La Turquie exige un moratoire en mer Noire et restreint le trafic maritime après des attaques contre des navires marchands
La Turquie a appelé la Russie et l'Ukraine à convenir d'un moratoire sur les attaques contre les navires marchands en mer Noire, tandis qu'Ankara a commencé à restreindre le trafic maritime à travers les Dardanelles après que des frappes de drones ont blessé des membres d'équipage sur deux navires turcs.
Appel au moratoire de Fidan
Le ministre turc des Affaires étrangères, Hakan Fidan, a appelé la Russie et l'Ukraine à instaurer un « moratoire » sur les attaques visant les navires marchands en mer Noire, déclarant dans un entretien en direct avec l'agence officielle Anadolu samedi 8 août que la Turquie « a appelé à la mise en place d'un mécanisme permettant de déclarer un moratoire ». Fidan a noté que le conflit s'était étendu à toute la mer Noire et que le schéma des cibles était passé des ports et des navires militaires à tous les navires marchands, sans discrimination.
Le conflit s'est étendu à toute la mer Noire. Au début, ils ciblaient les ports et les navires militaires. Maintenant, ils attaquent tous les navires marchands, sans distinction.
Fidan a souligné que les navires appartenant à des propriétaires turcs ou battant pavillon turc ont également été touchés. La Turquie, qui entretient des relations étroites avec Moscou et Kiev, s'est positionnée comme un médiateur neutre dans le conflit, mais fait désormais face à des risques directs pour ses intérêts maritimes commerciaux.
Frappes de drones contre des navires turcs
L'appel au moratoire fait suite à des attaques de drones contre deux navires appartenant à des compagnies maritimes turques en mer Noire plus tôt dans la semaine. La Turquie a dénoncé les attaques mardi 4 août, notant que plusieurs membres d'équipage, dont des citoyens turcs, avaient été blessés. Le ministère turc des Affaires étrangères a publié une déclaration ce jour-là avertissant que l'escalade du conflit aurait des « conséquences négatives à plusieurs niveaux », notamment sur la sécurité alimentaire.
Nous réitérons notre appel à tous les acteurs concernés, en particulier aux parties en conflit, à prendre d'urgence des mesures concrètes pour garantir la sécurité de la navigation en mer Noire.

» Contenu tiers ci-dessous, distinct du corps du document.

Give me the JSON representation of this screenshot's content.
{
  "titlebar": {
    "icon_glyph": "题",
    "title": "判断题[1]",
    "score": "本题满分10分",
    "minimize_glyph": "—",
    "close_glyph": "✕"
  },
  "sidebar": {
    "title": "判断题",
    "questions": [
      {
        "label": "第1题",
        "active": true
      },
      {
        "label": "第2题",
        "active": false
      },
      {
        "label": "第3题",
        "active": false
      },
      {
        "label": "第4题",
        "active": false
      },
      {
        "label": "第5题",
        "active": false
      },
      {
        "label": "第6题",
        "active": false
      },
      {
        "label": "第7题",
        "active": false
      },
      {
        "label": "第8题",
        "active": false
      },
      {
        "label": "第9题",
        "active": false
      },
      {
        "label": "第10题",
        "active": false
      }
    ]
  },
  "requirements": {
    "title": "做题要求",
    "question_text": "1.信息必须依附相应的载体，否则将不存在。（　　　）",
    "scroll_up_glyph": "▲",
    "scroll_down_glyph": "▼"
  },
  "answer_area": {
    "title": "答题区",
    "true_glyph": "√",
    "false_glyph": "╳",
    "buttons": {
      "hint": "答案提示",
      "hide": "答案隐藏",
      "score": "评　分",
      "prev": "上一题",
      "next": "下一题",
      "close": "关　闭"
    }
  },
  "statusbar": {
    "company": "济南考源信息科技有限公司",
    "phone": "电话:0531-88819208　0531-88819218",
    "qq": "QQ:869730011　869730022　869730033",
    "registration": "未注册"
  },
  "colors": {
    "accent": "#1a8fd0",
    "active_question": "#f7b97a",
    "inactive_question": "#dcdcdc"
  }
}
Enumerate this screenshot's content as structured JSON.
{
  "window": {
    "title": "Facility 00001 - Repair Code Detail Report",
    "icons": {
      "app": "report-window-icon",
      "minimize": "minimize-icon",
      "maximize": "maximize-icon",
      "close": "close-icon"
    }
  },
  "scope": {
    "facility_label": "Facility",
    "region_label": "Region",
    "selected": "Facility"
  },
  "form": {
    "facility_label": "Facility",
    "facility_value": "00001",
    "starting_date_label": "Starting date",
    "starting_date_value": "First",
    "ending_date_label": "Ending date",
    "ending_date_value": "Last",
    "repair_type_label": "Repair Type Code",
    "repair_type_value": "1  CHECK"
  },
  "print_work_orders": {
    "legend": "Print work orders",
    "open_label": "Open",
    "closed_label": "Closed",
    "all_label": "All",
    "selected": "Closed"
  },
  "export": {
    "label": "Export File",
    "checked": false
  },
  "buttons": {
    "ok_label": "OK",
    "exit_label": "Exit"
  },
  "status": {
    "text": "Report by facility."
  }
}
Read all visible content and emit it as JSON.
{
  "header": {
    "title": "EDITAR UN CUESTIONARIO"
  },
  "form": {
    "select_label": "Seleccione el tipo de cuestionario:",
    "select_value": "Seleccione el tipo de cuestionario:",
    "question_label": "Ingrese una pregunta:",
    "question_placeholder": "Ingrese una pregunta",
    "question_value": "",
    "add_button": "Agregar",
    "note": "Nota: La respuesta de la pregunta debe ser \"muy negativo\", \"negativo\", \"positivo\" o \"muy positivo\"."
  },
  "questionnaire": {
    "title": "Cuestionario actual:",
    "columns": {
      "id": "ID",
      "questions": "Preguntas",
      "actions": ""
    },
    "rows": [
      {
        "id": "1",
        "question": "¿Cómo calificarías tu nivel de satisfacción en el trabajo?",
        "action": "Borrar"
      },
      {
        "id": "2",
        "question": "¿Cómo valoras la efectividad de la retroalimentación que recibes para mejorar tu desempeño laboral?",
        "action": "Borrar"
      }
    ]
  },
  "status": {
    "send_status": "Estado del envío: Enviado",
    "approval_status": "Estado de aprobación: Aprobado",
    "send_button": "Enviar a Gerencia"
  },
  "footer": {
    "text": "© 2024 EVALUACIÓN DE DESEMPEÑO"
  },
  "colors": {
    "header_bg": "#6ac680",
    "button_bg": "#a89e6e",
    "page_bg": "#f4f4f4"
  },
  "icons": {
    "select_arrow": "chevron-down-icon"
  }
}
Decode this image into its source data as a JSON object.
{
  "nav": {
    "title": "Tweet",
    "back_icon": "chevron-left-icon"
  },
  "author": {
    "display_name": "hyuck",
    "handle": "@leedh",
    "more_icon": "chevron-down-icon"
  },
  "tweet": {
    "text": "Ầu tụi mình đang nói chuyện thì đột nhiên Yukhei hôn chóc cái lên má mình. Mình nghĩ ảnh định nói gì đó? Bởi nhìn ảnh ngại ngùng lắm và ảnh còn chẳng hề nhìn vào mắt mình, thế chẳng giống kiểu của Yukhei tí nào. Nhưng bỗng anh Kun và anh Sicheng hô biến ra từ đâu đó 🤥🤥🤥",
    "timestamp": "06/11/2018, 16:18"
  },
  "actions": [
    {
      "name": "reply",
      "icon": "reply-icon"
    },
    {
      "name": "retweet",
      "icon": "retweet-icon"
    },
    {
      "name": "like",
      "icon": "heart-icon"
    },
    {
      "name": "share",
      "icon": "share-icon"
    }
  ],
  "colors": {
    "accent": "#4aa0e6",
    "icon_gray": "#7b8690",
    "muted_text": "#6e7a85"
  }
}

Restrictions de trafic aux Dardanelles
La Direction générale de la sécurité côtière de Turquie a commencé à restreindre le trafic des navires marchands vers la mer Noire, selon des sources citées par Bloomberg. Plusieurs navires se dirigeant vers Novorossiisk, l'un des principaux centres d'exportation de pétrole et de céréales de la Russie, ont été informés que les permis de transit par le détroit des Dardanelles ne sont actuellement pas délivrés ou que davantage de temps est nécessaire pour analyser les demandes de passage. Les autorités turques n'ont pas fourni d'explication sur cette mesure. La Direction générale de la sécurité côtière a redirigé les demandes de commentaires vers le ministère des Transports et des Infrastructures à Ankara, qui n'a pas répondu aux demandes envoyées par courriel ou par téléphone en dehors des heures de travail normales.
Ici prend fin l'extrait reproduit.